Segundo estimativas do Banco Central do Brasil, o Pix incluiu 70 milhões de pessoas em uma dimensão financeira. Os pequenos negócios hoje no Brasil são dependentes de celulares e do sistema Pix. “O Pix automático, que será lançado em outubro, vai democratizar o planejamento financeiro dos cidadãos”, afirmou Marcel.

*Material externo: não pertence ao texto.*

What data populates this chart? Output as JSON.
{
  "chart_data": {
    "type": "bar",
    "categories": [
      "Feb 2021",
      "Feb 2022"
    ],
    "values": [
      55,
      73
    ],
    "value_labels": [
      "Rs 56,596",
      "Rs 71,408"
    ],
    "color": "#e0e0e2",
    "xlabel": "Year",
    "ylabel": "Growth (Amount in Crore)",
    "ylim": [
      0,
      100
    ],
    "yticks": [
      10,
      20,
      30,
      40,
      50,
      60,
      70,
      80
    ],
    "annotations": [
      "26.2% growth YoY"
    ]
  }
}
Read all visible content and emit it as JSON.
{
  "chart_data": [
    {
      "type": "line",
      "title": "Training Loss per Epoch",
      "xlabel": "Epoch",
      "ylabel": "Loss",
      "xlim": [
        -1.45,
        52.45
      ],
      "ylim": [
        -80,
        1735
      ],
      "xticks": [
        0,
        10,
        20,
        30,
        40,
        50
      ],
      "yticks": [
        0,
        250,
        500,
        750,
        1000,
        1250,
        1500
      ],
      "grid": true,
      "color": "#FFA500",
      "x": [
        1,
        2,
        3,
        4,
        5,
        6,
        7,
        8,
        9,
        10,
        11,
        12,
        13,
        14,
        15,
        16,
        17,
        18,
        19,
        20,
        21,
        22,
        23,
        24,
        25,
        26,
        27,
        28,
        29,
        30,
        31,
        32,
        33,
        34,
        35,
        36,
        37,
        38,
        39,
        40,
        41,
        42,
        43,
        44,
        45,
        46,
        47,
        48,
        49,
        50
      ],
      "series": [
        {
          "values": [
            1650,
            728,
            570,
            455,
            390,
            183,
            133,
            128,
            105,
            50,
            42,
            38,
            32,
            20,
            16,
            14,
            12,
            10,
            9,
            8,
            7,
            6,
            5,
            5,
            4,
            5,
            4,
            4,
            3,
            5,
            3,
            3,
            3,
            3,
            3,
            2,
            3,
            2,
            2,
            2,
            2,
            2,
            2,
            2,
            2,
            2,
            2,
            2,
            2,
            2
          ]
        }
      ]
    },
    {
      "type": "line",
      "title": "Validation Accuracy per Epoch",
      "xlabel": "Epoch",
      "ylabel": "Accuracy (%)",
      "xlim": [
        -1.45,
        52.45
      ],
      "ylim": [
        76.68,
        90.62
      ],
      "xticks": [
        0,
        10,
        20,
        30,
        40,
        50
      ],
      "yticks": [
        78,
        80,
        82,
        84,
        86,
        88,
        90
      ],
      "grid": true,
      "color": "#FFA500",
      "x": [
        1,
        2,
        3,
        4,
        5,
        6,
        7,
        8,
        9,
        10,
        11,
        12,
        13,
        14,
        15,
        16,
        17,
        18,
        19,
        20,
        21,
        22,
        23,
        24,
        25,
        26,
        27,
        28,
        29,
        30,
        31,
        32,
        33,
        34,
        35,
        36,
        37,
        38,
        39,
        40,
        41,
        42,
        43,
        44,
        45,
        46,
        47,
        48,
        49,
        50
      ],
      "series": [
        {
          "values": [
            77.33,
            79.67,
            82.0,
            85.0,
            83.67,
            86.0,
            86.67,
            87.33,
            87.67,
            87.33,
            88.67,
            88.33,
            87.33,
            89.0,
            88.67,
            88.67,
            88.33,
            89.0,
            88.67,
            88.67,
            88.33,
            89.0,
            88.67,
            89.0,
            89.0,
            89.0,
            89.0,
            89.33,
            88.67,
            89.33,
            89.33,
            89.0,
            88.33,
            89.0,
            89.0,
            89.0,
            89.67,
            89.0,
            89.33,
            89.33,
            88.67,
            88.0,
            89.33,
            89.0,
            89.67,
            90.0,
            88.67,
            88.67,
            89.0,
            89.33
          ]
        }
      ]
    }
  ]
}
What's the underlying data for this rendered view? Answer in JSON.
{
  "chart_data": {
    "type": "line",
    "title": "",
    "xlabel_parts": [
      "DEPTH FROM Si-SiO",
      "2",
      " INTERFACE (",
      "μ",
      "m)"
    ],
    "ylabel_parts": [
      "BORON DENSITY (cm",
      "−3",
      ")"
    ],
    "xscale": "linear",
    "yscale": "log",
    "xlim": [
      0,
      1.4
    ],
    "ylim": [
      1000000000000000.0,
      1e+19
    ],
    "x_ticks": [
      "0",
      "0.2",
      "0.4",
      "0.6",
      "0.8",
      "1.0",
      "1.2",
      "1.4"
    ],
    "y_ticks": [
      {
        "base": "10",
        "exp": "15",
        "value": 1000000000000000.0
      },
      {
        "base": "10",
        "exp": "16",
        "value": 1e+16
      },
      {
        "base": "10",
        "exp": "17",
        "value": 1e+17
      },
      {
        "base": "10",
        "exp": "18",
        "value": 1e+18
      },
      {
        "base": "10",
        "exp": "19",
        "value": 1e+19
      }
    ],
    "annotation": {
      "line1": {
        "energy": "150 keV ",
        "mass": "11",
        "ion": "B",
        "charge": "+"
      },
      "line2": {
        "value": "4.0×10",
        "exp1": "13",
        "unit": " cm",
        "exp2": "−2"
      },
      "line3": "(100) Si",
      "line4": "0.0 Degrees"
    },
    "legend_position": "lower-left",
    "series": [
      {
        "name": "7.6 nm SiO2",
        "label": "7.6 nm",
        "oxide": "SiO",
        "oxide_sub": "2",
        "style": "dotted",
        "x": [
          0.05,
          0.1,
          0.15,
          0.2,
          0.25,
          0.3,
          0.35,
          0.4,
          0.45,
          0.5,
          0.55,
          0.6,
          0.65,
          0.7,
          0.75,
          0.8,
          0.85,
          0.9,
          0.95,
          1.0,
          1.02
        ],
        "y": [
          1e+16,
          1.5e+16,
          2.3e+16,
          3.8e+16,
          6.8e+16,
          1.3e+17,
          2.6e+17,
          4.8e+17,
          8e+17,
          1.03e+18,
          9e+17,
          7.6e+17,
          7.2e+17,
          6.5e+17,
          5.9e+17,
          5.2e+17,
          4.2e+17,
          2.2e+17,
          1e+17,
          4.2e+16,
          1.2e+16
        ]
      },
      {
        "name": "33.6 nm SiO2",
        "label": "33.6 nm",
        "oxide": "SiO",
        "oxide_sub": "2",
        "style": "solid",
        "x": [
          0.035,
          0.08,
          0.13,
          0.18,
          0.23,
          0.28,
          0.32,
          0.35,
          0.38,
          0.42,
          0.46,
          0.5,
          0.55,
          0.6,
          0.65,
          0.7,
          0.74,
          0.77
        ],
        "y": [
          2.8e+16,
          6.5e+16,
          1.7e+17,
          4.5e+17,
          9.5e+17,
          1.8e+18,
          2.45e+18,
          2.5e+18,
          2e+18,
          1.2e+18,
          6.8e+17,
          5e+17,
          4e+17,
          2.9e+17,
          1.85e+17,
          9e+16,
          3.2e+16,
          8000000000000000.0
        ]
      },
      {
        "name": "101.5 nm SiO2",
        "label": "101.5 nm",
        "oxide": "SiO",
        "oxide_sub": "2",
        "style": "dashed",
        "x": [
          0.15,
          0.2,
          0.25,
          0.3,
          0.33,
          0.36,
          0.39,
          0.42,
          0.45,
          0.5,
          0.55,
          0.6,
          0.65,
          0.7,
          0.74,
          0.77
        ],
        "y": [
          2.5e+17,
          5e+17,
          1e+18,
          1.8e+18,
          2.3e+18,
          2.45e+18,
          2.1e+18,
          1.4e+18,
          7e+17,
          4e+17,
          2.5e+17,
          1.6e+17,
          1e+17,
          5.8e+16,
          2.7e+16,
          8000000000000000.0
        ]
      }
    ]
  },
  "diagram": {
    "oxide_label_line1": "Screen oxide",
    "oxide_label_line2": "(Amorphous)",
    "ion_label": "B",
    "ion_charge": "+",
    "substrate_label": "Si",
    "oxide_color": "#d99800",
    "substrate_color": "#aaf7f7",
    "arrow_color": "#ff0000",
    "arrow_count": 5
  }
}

Para Marcel, o Open Finance tem uma diferença grande em comparação com o Pix. A governança e gestão do Open Finance é feito pelo mercado. As regras são determinadas pelo Banco Central, bem como o monitoramento de qualidade. “O Open Finance visa empoderar o consumidor para obter benefícios com seus dados. Os dados pertencem a eles e eles devem utilizar de maneira a melhorar a condição e a vida financeira deles”, sustentou Kremnitzer. “Mais de 30 milhões de brasileiros já deram consentimento para o Open Finance”, concluiu.

O Drex é um projeto piloto do Banco Central. Ele é uma “extensão digital do papel moeda”, tornando-se uma infraestrutura em ledger distribuído (DLT). Sob essa infraestrutura, diversos atores (academia, mercado, entidades privadas) podem construir casos de uso que são inovadores. “O Drex está sendo construído para habilitar usos que não existem hoje. Está em teste piloto com 16 consórcios e mais de 60 empresas e cooperativas”, disse Marcel, apontando para o futuro das IPDs no sistema financeiro brasileiro.